Glenn Beck was rightly upset over the horrid treatment of a school bus monitor on a bus filled with 13 and 14 year-olds. They mocked her and insulted her in true, adolescent, alien fashion. Glenn blamed our degenerated culture, and that’s true to some extent. The sorry fact is, though, that it’s the age. Your typical 13-year old is simply a 2 or 3-year old in a bigger body, just as self-centered, thoughtless, cruel, and irresponsible.

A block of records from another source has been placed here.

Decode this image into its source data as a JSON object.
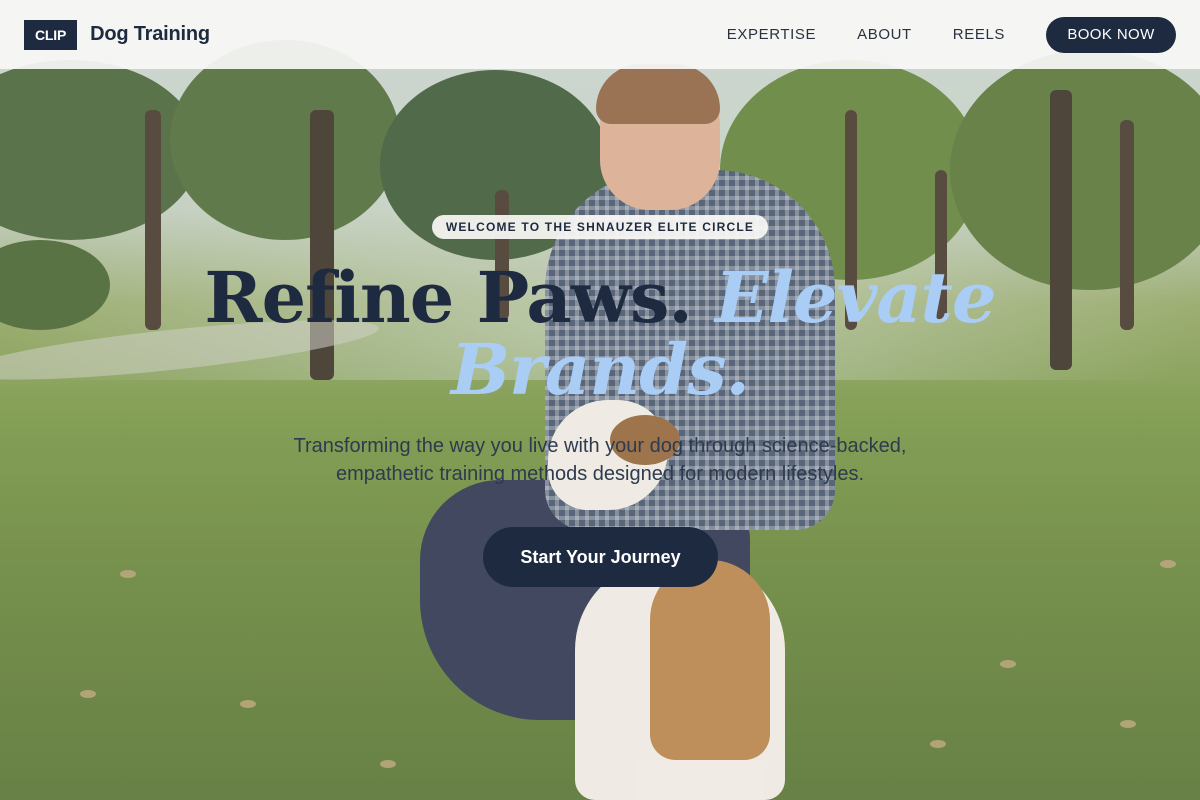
{
  "nav": {
    "logo_badge": "CLIP",
    "logo_text": "Dog Training",
    "links": [
      "EXPERTISE",
      "ABOUT",
      "REELS"
    ],
    "cta": "BOOK NOW"
  },
  "hero": {
    "eyebrow": "WELCOME TO THE SHNAUZER ELITE CIRCLE",
    "headline_part1": "Refine Paws. ",
    "headline_accent": "Elevate Brands.",
    "subtitle": "Transforming the way you live with your dog through science-backed, empathetic training methods designed for modern lifestyles.",
    "cta": "Start Your Journey"
  },
  "colors": {
    "navy": "#1e2a3f",
    "accent_blue": "#a9cdf5",
    "nav_bg": "#f8f8f6"
  }
}
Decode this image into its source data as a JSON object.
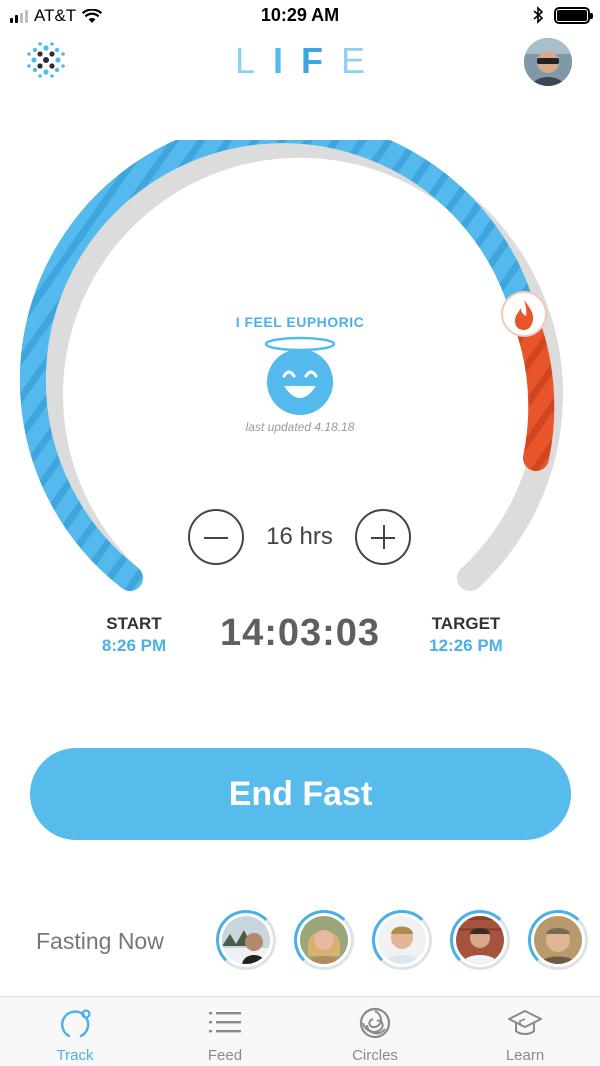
{
  "status_bar": {
    "carrier": "AT&T",
    "time": "10:29 AM",
    "icons": [
      "signal-icon",
      "wifi-icon",
      "bluetooth-icon",
      "battery-icon"
    ]
  },
  "header": {
    "wordmark": [
      "L",
      "I",
      "F",
      "E"
    ],
    "logo_icon": "dot-cluster-logo",
    "profile_icon": "user-avatar"
  },
  "dial": {
    "progress_fraction": 0.88,
    "target_hours": 16,
    "colors": {
      "progress": "#54b9ec",
      "overtime": "#e8552a",
      "track": "#dcdcdc",
      "flame_badge": "#e8552a"
    },
    "flame_icon": "flame-icon"
  },
  "mood": {
    "label": "I FEEL EUPHORIC",
    "icon": "euphoric-halo-face-icon",
    "updated": "last updated 4.18.18"
  },
  "stepper": {
    "minus_icon": "minus-icon",
    "plus_icon": "plus-icon",
    "value": "16 hrs"
  },
  "times": {
    "start_label": "START",
    "start_value": "8:26 PM",
    "elapsed": "14:03:03",
    "target_label": "TARGET",
    "target_value": "12:26 PM"
  },
  "action": {
    "end_fast_label": "End Fast",
    "color": "#57bbec"
  },
  "fasting_now": {
    "label": "Fasting Now",
    "avatars": [
      {
        "icon": "user-avatar"
      },
      {
        "icon": "user-avatar"
      },
      {
        "icon": "user-avatar"
      },
      {
        "icon": "user-avatar"
      },
      {
        "icon": "user-avatar"
      }
    ]
  },
  "tabs": [
    {
      "label": "Track",
      "icon": "track-icon",
      "active": true
    },
    {
      "label": "Feed",
      "icon": "feed-list-icon",
      "active": false
    },
    {
      "label": "Circles",
      "icon": "circles-swirl-icon",
      "active": false
    },
    {
      "label": "Learn",
      "icon": "graduation-cap-icon",
      "active": false
    }
  ],
  "accent_color": "#4ab0e8"
}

Happily, bus drivers have found an answer to their behavior: returning them to the school. That usually does the trick. Adolescent aliens are clever though, and go home and weep to their feckless parents. Ask any parent what it’s like to deal with a 13 year old. What the schools used to do is handed graded punishments. The first was a warning. The second was in-school detention. The third was revocation of bus privileges. In other words, the monsters either had to walk to school on their tentacles or their parents had to drive them.

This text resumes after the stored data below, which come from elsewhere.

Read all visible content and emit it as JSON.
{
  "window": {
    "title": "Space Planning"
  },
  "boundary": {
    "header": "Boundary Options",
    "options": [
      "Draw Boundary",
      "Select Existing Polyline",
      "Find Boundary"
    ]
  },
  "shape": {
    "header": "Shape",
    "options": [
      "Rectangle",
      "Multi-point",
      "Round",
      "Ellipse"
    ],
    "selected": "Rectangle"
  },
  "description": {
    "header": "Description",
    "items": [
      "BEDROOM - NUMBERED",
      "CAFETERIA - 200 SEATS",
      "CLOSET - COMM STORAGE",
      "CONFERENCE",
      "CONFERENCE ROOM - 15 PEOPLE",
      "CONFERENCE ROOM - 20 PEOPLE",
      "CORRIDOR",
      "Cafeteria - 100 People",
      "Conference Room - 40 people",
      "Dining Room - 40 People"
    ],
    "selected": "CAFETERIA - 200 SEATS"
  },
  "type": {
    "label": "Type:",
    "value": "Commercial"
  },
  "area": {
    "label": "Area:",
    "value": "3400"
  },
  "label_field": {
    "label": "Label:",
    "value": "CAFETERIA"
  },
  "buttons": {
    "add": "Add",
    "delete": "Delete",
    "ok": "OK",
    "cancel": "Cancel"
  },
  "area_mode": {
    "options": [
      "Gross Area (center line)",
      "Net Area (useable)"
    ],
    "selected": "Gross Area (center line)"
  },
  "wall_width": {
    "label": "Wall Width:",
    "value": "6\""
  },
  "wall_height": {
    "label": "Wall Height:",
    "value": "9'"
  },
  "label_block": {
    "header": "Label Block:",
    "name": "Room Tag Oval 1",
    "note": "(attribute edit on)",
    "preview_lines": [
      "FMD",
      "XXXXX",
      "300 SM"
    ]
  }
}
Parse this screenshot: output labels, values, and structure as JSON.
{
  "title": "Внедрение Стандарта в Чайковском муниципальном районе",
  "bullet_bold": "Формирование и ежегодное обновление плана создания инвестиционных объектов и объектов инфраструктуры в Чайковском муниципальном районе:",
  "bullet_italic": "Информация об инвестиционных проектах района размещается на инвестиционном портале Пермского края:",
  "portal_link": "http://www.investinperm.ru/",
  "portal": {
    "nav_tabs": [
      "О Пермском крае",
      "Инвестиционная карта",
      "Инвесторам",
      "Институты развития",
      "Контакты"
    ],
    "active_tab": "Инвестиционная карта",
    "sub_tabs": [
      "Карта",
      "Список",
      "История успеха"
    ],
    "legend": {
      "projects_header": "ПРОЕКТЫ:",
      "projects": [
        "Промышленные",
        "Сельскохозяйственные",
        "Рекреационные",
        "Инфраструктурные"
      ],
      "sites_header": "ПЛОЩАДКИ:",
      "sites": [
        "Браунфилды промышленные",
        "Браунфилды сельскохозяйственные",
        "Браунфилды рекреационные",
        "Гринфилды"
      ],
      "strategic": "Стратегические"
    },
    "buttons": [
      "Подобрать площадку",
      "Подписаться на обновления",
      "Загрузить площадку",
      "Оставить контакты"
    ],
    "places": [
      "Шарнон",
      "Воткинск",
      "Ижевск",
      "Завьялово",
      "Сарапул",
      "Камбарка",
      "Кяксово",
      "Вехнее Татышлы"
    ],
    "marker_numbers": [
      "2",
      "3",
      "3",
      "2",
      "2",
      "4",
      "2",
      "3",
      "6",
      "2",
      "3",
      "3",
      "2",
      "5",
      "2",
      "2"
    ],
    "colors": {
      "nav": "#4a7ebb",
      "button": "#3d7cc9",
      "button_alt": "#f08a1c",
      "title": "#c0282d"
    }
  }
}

Driving them was an inconvenience to the parents, and so they turned to litigation. State law required that the students be provided transportation beyond a certain distance of the school and to deny that privilege constituted a safety hazard.

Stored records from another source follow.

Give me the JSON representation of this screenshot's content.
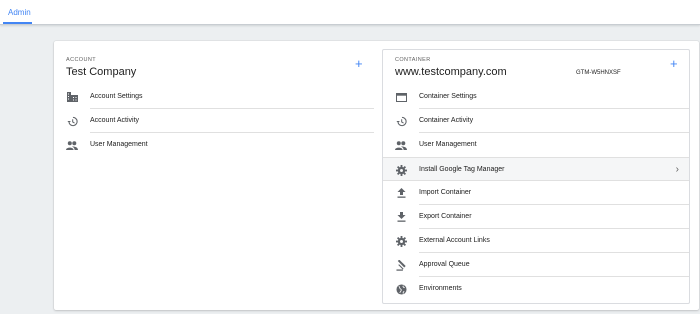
{
  "nav": {
    "tab_label": "Admin"
  },
  "colors": {
    "accent": "#4285f4",
    "icon": "#5f6368"
  },
  "account": {
    "section_label": "ACCOUNT",
    "name": "Test Company",
    "add_icon": "plus-icon",
    "items": [
      {
        "label": "Account Settings",
        "icon": "building-icon"
      },
      {
        "label": "Account Activity",
        "icon": "history-icon"
      },
      {
        "label": "User Management",
        "icon": "people-icon"
      }
    ]
  },
  "container": {
    "section_label": "CONTAINER",
    "name": "www.testcompany.com",
    "id": "GTM-W5HNXSF",
    "add_icon": "plus-icon",
    "items": [
      {
        "label": "Container Settings",
        "icon": "container-icon"
      },
      {
        "label": "Container Activity",
        "icon": "history-icon"
      },
      {
        "label": "User Management",
        "icon": "people-icon"
      },
      {
        "label": "Install Google Tag Manager",
        "icon": "gear-icon",
        "chevron": "chevron-right-icon"
      },
      {
        "label": "Import Container",
        "icon": "upload-icon"
      },
      {
        "label": "Export Container",
        "icon": "download-icon"
      },
      {
        "label": "External Account Links",
        "icon": "gear-icon"
      },
      {
        "label": "Approval Queue",
        "icon": "gavel-icon"
      },
      {
        "label": "Environments",
        "icon": "globe-icon"
      }
    ]
  }
}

So then the schools and bus companies tried school bus monitors like Karen Klein. Ms. Klein would be a fine monitor on a grade school bus, and probably even a high school bus. But it takes a certain kind of monitor – or for that matter, a teacher – to handle 13 year-olds and their barbaric social kind. I had a friend who was training to be a teacher. For some reason, the authorities didn’t like her and assigned her to a 7th grade classroom. She lasted a week. She said she knew it wasn’t her; that’s what they did to prospective teachers they wanted to discourage.
The typical middle school teacher has to have a tough hide, but a good appearance. They also have to be able to“negotiate” with the kids. If they want to survive the 7th grade classroom they have to have the ability to turn a blind eye to their students’ calumny and a deaf ear to the torment they wreak on hapless classmates. They have to be buddies with the boss of the classroom, which isn’t them.
My younger brother has taken Mom’s place on the bus runs. He complains about getting the worst runs –that is, the middle schoolers. He’s got those runs because he’s big (though not swarthy) – 6 foot 4 inches. At one time, he was a bouncer. He can handle them where the other drivers can’t, although they test him, too. But even he gets tired of them. He has nothing to fear from them; it’s just that their behavior disgusts him.
Historically, it was probably a mistake to begin busing children to school. Busing them turned them into cosseted monsters, spoiled, selfish, and ruthlessly cruel. You may ask where are the parents? Well, they’re cowering. Where are the school officials? They’re cowering, too, on advice of counsel. Where’s the bus driver? Trying to drive the bus and get these creatures off her bus as soon as possible. Where’s the bus monitor? Isn’t it their job to control this rolling zoo? They will, if they can. You can’t expect a grandmother to take on 50 foul-mouthed adolescents.
It takes a big man, and I do mean man. Or the Men in Black.